Çerkez Fevzi Paşa İstanbul Hükümetinin paşası olduğu için sonraki günlerde Anadolu’ya geçmek isteyişi Mustafa Kemal tarafından kabul görmemiştir
Nazilli’de bu olaylar yaşanırken 27 Ağustos 1919 tarihinde bir İngiliz generali olan
HAMBİRİN ( Hamberi ) Kuva-yı Milliye Kumandanı ile görüşmek üzere Dalama köyüne geleceği bildirilmiştir
Bu general ile görüşmeci olarak 57 Tümen Kumandanı Albay Şefik’in tayin ve tespit ettiği isimler şunlardır
Galip Hoca ( Celal Bayar ) başkanlığında
Kuşadası Heyeti Milliye Reisi Mahmut Esat Bey ve
Nazilli Heyeti Milliyesinden iki kişi
Albay Şefik Nazilli’ye iki kişinin acele Köşk Karargahına gönderilmesi yönünde yazı göndermiştir Bir gün öncesi Demirci Mehmet Efe Nazilli’ye gitmiş bulunmaktadır İki kişinin gönderilmesi yönünden Demirci Mehmet Efe’ye de yazı gönderilmiş ve Dalama’ya gitmek üzere Köşk Karargahında beklenilmeye başlanmıştır
Bu bekleyiş boşuna olmuştur
Nazilli’den 3 zat gece trenle Köşk’e gelerek kimseye görünmeden Dalama’ya gitmişlerdir
Bu kez Üçyol Savaşlarından o sabah dönen Binbaşı Hacı Şükrü’ye durum anlatılmış acele olarak Dalama’ya gönderilmiştir Görüşmeler sırasında Nazilli’den gelen ve Dalama’ya giden heyetin başındaki zat görüşme sırasında
- Bilakaydışart İngiliz işgaline muvafakat ederiz Sözüne karşılık
- İşgalini mi ? Himayesini mi ? yanıt almak istemişlerdir Bu sözler sadece Binbaşı Hacı Şükrü’nün not defterinde kayıtlıdır Konuşmalar ile ilgili başka bir kayda yazılı belgelerde görülememiştir Aynı toplantıda Binbaşı Hacı Şükrü İngiliz generalini Köşk’e davet ettiğinde Ertesi günü köşk Karargahına gelen generalin karşılaştığı durum farklıdır
General ve yanındaki subaylar davet üzerine Köşk’e gelmişlerdir Demirci Mehmet Efe o sırada Nazilli’dedir
Cephe kumandan vekili olarak Nazilli Turan Mahallesinden Rumelili Arnavut YAŞAR Köşk’tedir
İngiliz generali Hambruğ ( Hamberi ) cephedeki siperleri görmek için atını ileri sürmek istediği sırada ummadığı bir olayla karşılaşır
General
- Kuvve-yi Milliye Kumandanı kim ?
Arnavut Yaşar
- Vekili benim Ne istiyorsun ?
- Cepheyi görmek istiyorum !
- Göstermem gezdirmem
General durumun nereye varacağını düşünmeden atını siperler doğru sürmek istediği sırada Nazillili Arnavut Yaşar gümüş kaplı mavzerinin namlusunu generale doğru uzatıp emniyet kanadını çevirince büyük bir heyecan ortalığı kaplamış ve generalin mahiyetindekiler hemen koşarak General Hamberi’yi durdurmuşlardır Geri gelen general hiddetle ;
- Bir İngiliz Generaline yapılan bu muameleden veya bir İngiliz Generalinin vurulmasından ne gibi zarar geleceğini düşünmez misiniz ?

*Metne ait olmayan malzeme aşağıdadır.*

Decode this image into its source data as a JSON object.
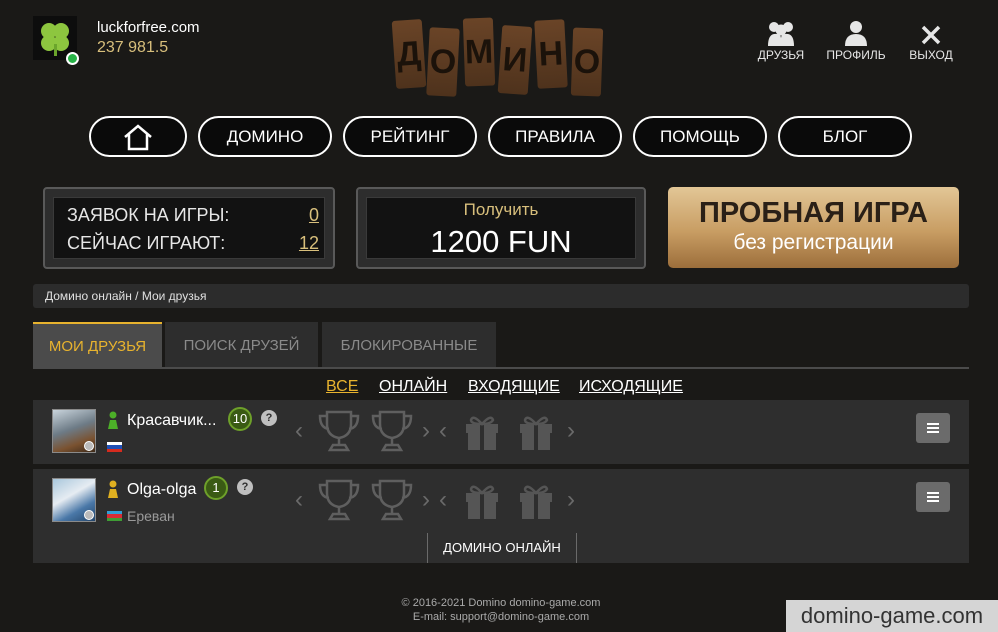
{
  "header": {
    "site_name": "luckforfree.com",
    "balance": "237 981.5",
    "brand_letters": [
      "Д",
      "О",
      "М",
      "И",
      "Н",
      "О"
    ],
    "links": [
      {
        "label": "ДРУЗЬЯ",
        "icon": "friends-icon"
      },
      {
        "label": "ПРОФИЛЬ",
        "icon": "profile-icon"
      },
      {
        "label": "ВЫХОД",
        "icon": "close-icon"
      }
    ]
  },
  "nav": [
    "ДОМИНО",
    "РЕЙТИНГ",
    "ПРАВИЛА",
    "ПОМОЩЬ",
    "БЛОГ"
  ],
  "stats": {
    "requests_label": "ЗАЯВОК НА ИГРЫ:",
    "requests_value": "0",
    "playing_label": "СЕЙЧАС ИГРАЮТ:",
    "playing_value": "12"
  },
  "bonus": {
    "label": "Получить",
    "amount": "1200 FUN"
  },
  "trial": {
    "title": "ПРОБНАЯ ИГРА",
    "subtitle": "без регистрации"
  },
  "breadcrumb": "Домино онлайн / Мои друзья",
  "tabs": [
    "МОИ ДРУЗЬЯ",
    "ПОИСК ДРУЗЕЙ",
    "БЛОКИРОВАННЫЕ"
  ],
  "filters": [
    "ВСЕ",
    "ОНЛАЙН",
    "ВХОДЯЩИЕ",
    "ИСХОДЯЩИЕ"
  ],
  "friends": [
    {
      "name": "Красавчик...",
      "level": "10",
      "city": "",
      "flag": "russia",
      "status_color": "#4caf28"
    },
    {
      "name": "Olga-olga",
      "level": "1",
      "city": "Ереван",
      "flag": "azerbaijan",
      "status_color": "#e0b020"
    }
  ],
  "bottom_tab": "ДОМИНО ОНЛАЙН",
  "footer": {
    "copyright": "© 2016-2021 Domino domino-game.com",
    "email": "E-mail: support@domino-game.com"
  },
  "watermark": "domino-game.com",
  "colors": {
    "accent": "#e8b32e",
    "gold_text": "#d8bf7c",
    "level_green": "#6ea02a"
  }
}
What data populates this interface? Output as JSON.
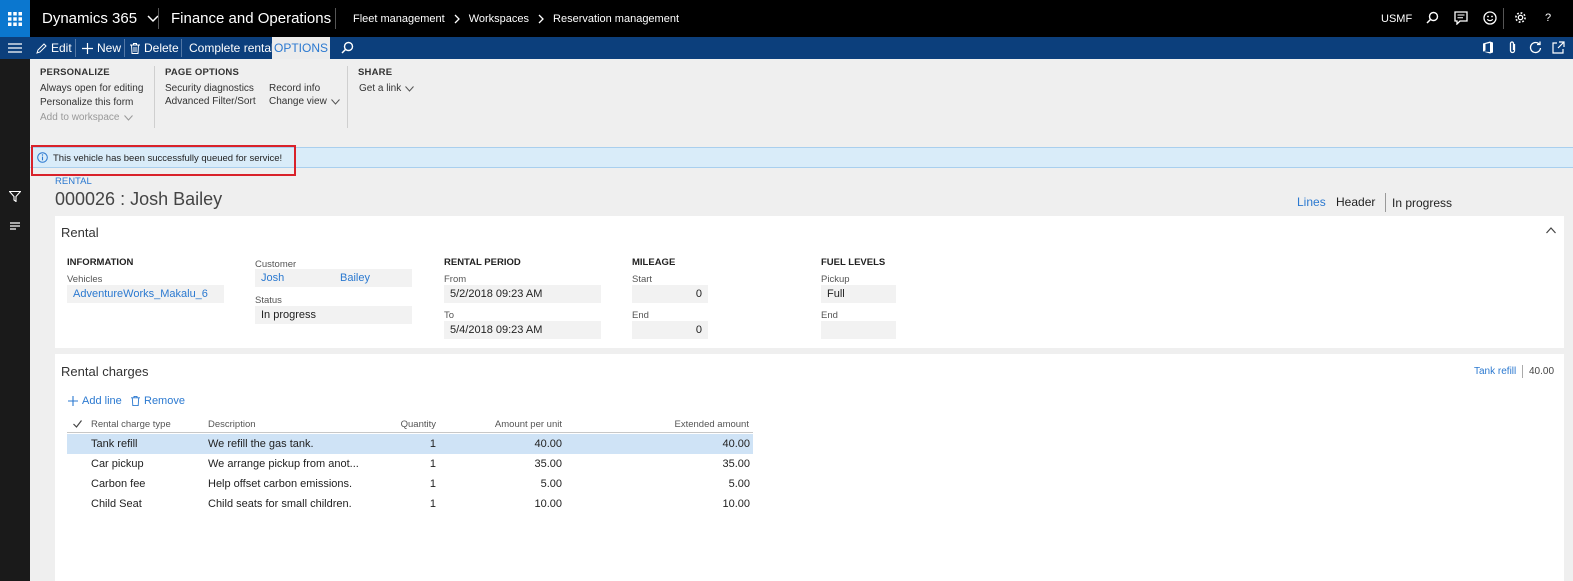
{
  "topbar": {
    "app_name": "Dynamics 365",
    "module": "Finance and Operations",
    "breadcrumbs": [
      "Fleet management",
      "Workspaces",
      "Reservation management"
    ],
    "company": "USMF",
    "icons": [
      "waffle-icon",
      "search-icon",
      "chat-icon",
      "smiley-icon",
      "settings-icon",
      "help-icon"
    ],
    "help_label": "?"
  },
  "actionbar": {
    "edit": "Edit",
    "new": "New",
    "delete": "Delete",
    "complete_rental": "Complete rental",
    "options": "OPTIONS",
    "right_icons": [
      "office-icon",
      "attach-icon",
      "refresh-icon",
      "popout-icon"
    ]
  },
  "ribbon": {
    "personalize": {
      "header": "PERSONALIZE",
      "items": [
        "Always open for editing",
        "Personalize this form",
        "Add to workspace"
      ]
    },
    "page_options": {
      "header": "PAGE OPTIONS",
      "col1": [
        "Security diagnostics",
        "Advanced Filter/Sort"
      ],
      "col2": [
        "Record info",
        "Change view"
      ]
    },
    "share": {
      "header": "SHARE",
      "items": [
        "Get a link"
      ]
    }
  },
  "message": "This vehicle has been successfully queued for service!",
  "record": {
    "kicker": "RENTAL",
    "title": "000026 : Josh Bailey",
    "view_lines": "Lines",
    "view_header": "Header",
    "status": "In progress"
  },
  "rental": {
    "tab_title": "Rental",
    "information": {
      "header": "INFORMATION",
      "vehicles_label": "Vehicles",
      "vehicles_value": "AdventureWorks_Makalu_6"
    },
    "customer": {
      "label": "Customer",
      "first": "Josh",
      "last": "Bailey",
      "status_label": "Status",
      "status_value": "In progress"
    },
    "rental_period": {
      "header": "RENTAL PERIOD",
      "from_label": "From",
      "from_value": "5/2/2018 09:23 AM",
      "to_label": "To",
      "to_value": "5/4/2018 09:23 AM"
    },
    "mileage": {
      "header": "MILEAGE",
      "start_label": "Start",
      "start_value": "0",
      "end_label": "End",
      "end_value": "0"
    },
    "fuel": {
      "header": "FUEL LEVELS",
      "pickup_label": "Pickup",
      "pickup_value": "Full",
      "end_label": "End",
      "end_value": ""
    }
  },
  "charges": {
    "tab_title": "Rental charges",
    "summary_label": "Tank refill",
    "summary_value": "40.00",
    "add_line": "Add line",
    "remove": "Remove",
    "columns": [
      "Rental charge type",
      "Description",
      "Quantity",
      "Amount per unit",
      "Extended amount"
    ],
    "rows": [
      {
        "type": "Tank refill",
        "description": "We refill the gas tank.",
        "quantity": "1",
        "amount_per_unit": "40.00",
        "extended": "40.00",
        "selected": true
      },
      {
        "type": "Car pickup",
        "description": "We arrange pickup from anot...",
        "quantity": "1",
        "amount_per_unit": "35.00",
        "extended": "35.00",
        "selected": false
      },
      {
        "type": "Carbon fee",
        "description": "Help offset carbon emissions.",
        "quantity": "1",
        "amount_per_unit": "5.00",
        "extended": "5.00",
        "selected": false
      },
      {
        "type": "Child Seat",
        "description": "Child seats for small children.",
        "quantity": "1",
        "amount_per_unit": "10.00",
        "extended": "10.00",
        "selected": false
      }
    ]
  },
  "colors": {
    "topbar": "#000000",
    "waffle": "#0b77cf",
    "actionbar": "#0c3f7c",
    "link": "#2b79d0",
    "message_bg": "#d9ecf9",
    "highlight_border": "#d9222a",
    "selected_row": "#cfe3f6"
  }
}
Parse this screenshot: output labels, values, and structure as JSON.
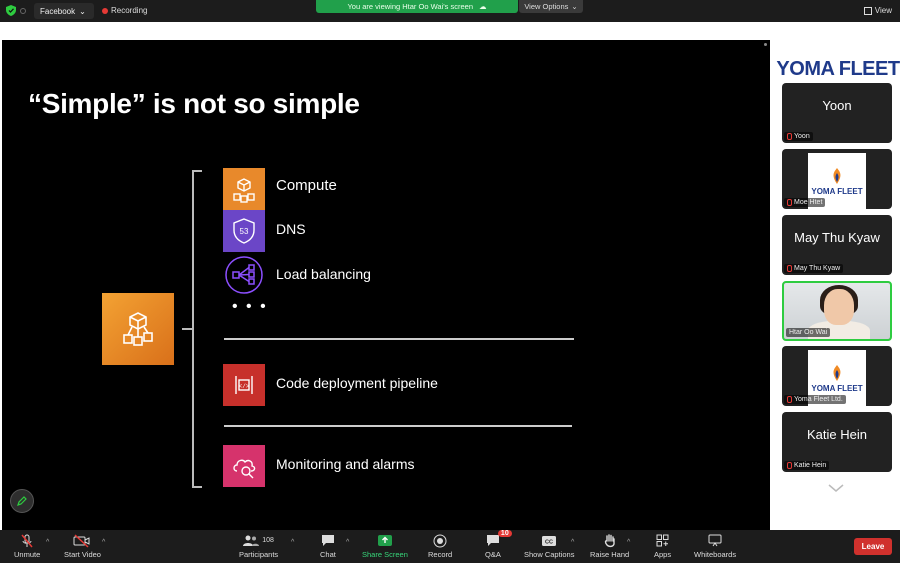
{
  "topbar": {
    "source_label": "Facebook",
    "recording_label": "Recording",
    "viewing_notice": "You are viewing Htar Oo Wai's screen",
    "view_options_label": "View Options",
    "view_label": "View"
  },
  "slide": {
    "title": "“Simple” is not so simple",
    "items": [
      {
        "label": "Compute",
        "icon": "compute-icon",
        "color": "#e8892b"
      },
      {
        "label": "DNS",
        "icon": "route53-icon",
        "color": "#6b46c7"
      },
      {
        "label": "Load balancing",
        "icon": "load-balancer-icon",
        "color": "#8c4fff"
      },
      {
        "label": "Code deployment pipeline",
        "icon": "pipeline-icon",
        "color": "#c7302b"
      },
      {
        "label": "Monitoring and alarms",
        "icon": "monitoring-icon",
        "color": "#d6336c"
      }
    ],
    "ellipsis": "• • •"
  },
  "panel": {
    "brand": "YOMA FLEET",
    "participants": [
      {
        "name": "Yoon",
        "tag": "Yoon",
        "kind": "name"
      },
      {
        "name": "",
        "tag": "Moe Htet",
        "kind": "logo",
        "logo_text": "YOMA FLEET"
      },
      {
        "name": "May Thu Kyaw",
        "tag": "May Thu Kyaw",
        "kind": "name"
      },
      {
        "name": "",
        "tag": "Htar Oo Wai",
        "kind": "video"
      },
      {
        "name": "",
        "tag": "Yoma Fleet Ltd.",
        "kind": "logo",
        "logo_text": "YOMA FLEET"
      },
      {
        "name": "Katie Hein",
        "tag": "Katie Hein",
        "kind": "name"
      }
    ]
  },
  "toolbar": {
    "unmute": "Unmute",
    "start_video": "Start Video",
    "participants": "Participants",
    "participants_count": "108",
    "chat": "Chat",
    "share_screen": "Share Screen",
    "record": "Record",
    "qa": "Q&A",
    "qa_badge": "10",
    "show_captions": "Show Captions",
    "raise_hand": "Raise Hand",
    "apps": "Apps",
    "whiteboards": "Whiteboards",
    "leave": "Leave"
  },
  "colors": {
    "share_green": "#21a04b",
    "leave_red": "#d0312d",
    "brand_blue": "#1f3a8a"
  }
}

- Biz zeybeğiz Kendi devletimize bile tanımayız İngiliz’i ise hiç tanımayız…
Bu münakaşa sırasında Demirci Mehmet Efe trenle Nazilli’den Köşk’e gelmiştir İngiliz generalinin yanına giderek karargaha davet etmiş yanında bulunan subaylarla birlikte kahve içerek sohbete başladıktan sonra İngiliz Generali Hambruğ ( Hamberi ) hitaben ;
‘ Kuva-yı Milliye Kumandanı benim Yabancılara cepheyi göstermek askeri usullere aykırıdır Siz bunu benden daha iyi bilirsiniz ‘ Yanıtını vermiştir Heyet vedalaşarak dışarı çıktıkları sırada heyette bulunanlardan Binbaşı HENRİ istasyonda gördükleri treni işaret ederek trenle Köşk’ten Aydın’a gitmek için adım atmıştır Amaçları Köşk – Aydın arasındaki siperlerin durumunu çıplak gözle görmek ve bilgi edinmek isteyişleridir
Karşılarında bu kez Galip Hoca ( Celal Bayar ) vardır
- Raylar sökülmüştür Köprülerde sağlam değildir
- İngiliz malını nasıl tahrip edebilirsiniz ?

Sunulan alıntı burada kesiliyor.